Rechtsunsicherheit für Patienten und Ärzte bei Zwangsbehandlung beenden (24.11.2012)

Die Landesärztekammer Baden-Württemberg fordert die Gesetzgeber auf Landes- und Bundesebene auf, ohne Verzögerung klare gesetzliche Rahmenbedingungen zu schaffen, die eine Behandlung schwerer psychischer Störungen, für den Fall dass dies im Einzelfall erforderlich ist, auch ohne Einverständnis des Patienten ermögli-chen.
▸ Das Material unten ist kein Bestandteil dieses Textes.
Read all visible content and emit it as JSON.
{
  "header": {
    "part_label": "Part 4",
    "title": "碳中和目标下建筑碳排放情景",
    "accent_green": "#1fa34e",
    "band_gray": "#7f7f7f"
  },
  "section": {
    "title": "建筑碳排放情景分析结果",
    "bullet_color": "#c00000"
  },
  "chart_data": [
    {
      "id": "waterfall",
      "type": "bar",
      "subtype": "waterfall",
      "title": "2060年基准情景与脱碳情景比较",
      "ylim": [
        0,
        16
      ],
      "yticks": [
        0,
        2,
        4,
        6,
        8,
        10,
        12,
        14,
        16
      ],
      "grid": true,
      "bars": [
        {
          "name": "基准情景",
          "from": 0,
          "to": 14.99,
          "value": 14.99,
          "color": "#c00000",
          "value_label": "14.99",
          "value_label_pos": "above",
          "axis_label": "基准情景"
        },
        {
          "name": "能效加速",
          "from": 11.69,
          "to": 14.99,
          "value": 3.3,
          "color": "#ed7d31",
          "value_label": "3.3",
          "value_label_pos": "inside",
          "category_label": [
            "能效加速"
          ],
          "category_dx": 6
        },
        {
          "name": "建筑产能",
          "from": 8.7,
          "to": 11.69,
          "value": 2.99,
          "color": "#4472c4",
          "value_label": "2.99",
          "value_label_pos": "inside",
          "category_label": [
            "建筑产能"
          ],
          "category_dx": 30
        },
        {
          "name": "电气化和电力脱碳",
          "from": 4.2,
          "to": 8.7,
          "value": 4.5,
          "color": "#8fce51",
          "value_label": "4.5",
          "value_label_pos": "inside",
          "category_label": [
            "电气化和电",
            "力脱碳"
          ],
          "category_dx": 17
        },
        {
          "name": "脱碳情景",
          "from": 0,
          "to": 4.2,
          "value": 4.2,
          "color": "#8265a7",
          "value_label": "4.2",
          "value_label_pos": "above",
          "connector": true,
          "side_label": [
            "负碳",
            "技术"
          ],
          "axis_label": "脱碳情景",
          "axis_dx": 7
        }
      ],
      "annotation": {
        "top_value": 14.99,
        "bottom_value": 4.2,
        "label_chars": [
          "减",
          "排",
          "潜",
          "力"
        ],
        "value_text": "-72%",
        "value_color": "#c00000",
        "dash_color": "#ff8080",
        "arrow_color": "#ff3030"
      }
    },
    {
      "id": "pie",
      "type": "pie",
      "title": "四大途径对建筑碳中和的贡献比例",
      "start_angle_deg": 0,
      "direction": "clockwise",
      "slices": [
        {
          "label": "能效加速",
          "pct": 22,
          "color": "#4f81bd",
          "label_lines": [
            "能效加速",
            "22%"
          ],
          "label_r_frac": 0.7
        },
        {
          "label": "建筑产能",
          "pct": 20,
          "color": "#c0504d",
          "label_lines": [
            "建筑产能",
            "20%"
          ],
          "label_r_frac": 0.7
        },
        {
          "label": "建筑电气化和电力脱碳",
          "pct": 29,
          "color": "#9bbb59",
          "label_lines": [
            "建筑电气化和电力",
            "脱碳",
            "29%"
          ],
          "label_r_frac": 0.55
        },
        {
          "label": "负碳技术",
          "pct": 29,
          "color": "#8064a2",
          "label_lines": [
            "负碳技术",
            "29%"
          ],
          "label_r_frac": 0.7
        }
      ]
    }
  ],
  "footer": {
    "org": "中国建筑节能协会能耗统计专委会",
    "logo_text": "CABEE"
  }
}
Infolge der Feststellung des Bundesverfassungsgerichts, dass Abschnitte der Landesgesetzgebungen, die die zwangsweise Behandlung von psychisch Kranken mit selbst- oder fremdgefährdenden Verhaltensweisen regeln, nicht verfassungskonform sind und der Rechtsprechung des Bundesgerichtshofs, dass eine medizinisch indizierte Behandlung nach dem Betreuungsrecht (§ 1906 BGB) gegen den natürlichen Willen des Patienten nicht mehr zulässig ist, ist ein juristisches Vakuum entstanden.

Die Landesärztekammer Baden-Württemberg begrüßt in Übereinstimmung mit Fachgesellschaften wie der Deutschen Gesellschaft für Psychiatrie, Psychotherapie und Nervenheilkunde (DGPPN) und des Vereins der Baden-Württembergischen Krankenhauspsychiater (VBWK) ausdrücklich die höchstrichterliche Hervorhebung von Autonomie und Selbstbestimmung sowie der Bedeutung der Einwilligungsfähigkeit bzw. Einsichtsfähigkeit des Patienten.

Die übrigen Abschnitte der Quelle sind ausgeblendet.